I’m not blocked. I’m not sure I believe in being blocked. I’ve just been outside of writing for a while. Despite my 10 minute writer trick, something about the move threw me. I have been keeping up with my contractual obligations. I’ve done a little teaching, written code full time, stayed on schedule for a non-fiction book. But for some reason fiction, and everything related, the stuff that matters, have remained remote. Until today.
I get the same way with running. When I’m training properly, I can summon a nice halo of smugness. I have a calorie buffer that justifies a beer or two (though perhaps not the amount of beer I actually drink, but we’ll let that slide). Then when I stop running, and settle into phase of lardarse slobbery, I don’t shake the habit of thought. I remain a runner for a while. As if having run a little once means anything at all right now. As if you’re worth any more than the miles you covered in the last week.
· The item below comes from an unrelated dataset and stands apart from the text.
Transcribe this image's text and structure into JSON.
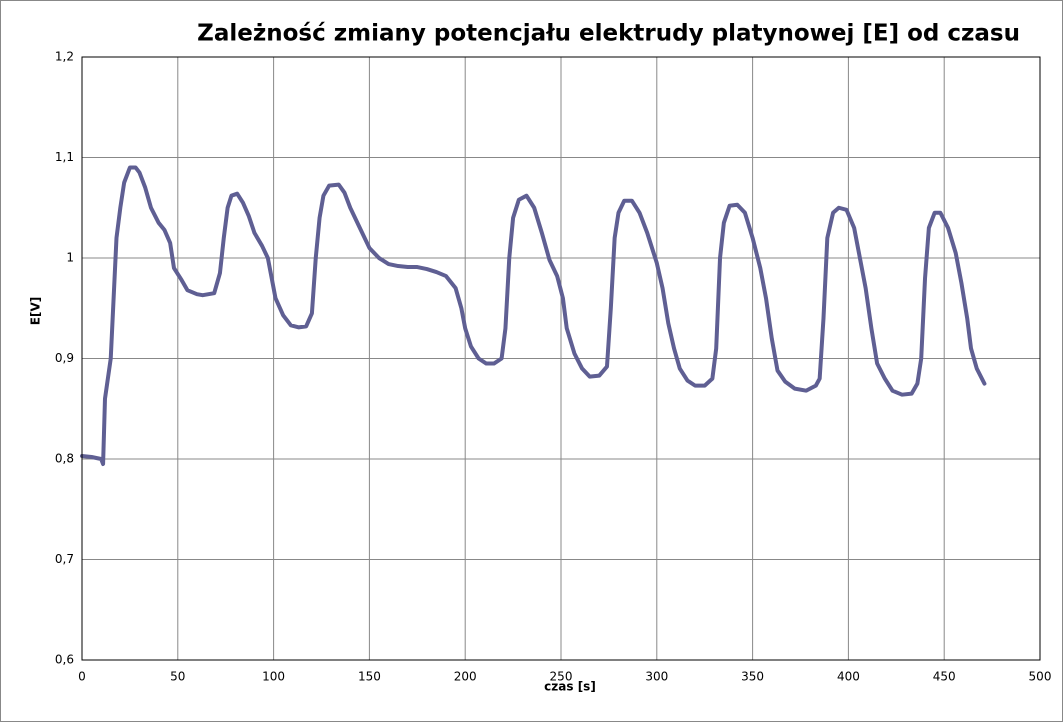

So it has been with writing. And the more I don’t write, the less I feel able to get back to it. It’s like a revision timetable left too long. Returning to the book might reveal that it’s all too late, so I stay away. And yet, to start a new story or novel would betray the project. If the first rule of writing is write, then I believe the second rule is probably finish. Everything in between will fall into place if you obey those two. Probably.
Today I finally found a cafe in my new neighbourhood that understands the importance of decent espresso, and I wrote 500 words. They weren’t great words, I don’t think. But they related to my novel, and they were the 500 words that come before the 500 I’ll write tomorrow. And so on. A new link in the chain. From now on, no other work begins until the quota is met. Why only 500? Because, with what I’ve got on at the moment, that’s an achievable target.
Then I ran.
While I’m here, I should admit that something’s gone screwy with my blog template’s commenting interface. Other people seem to be able to comment fine, at least some can. But my own comments quietly disappear into oblivion. So to dirtywhitecandy and LadyGlamis who commented last week – thanks!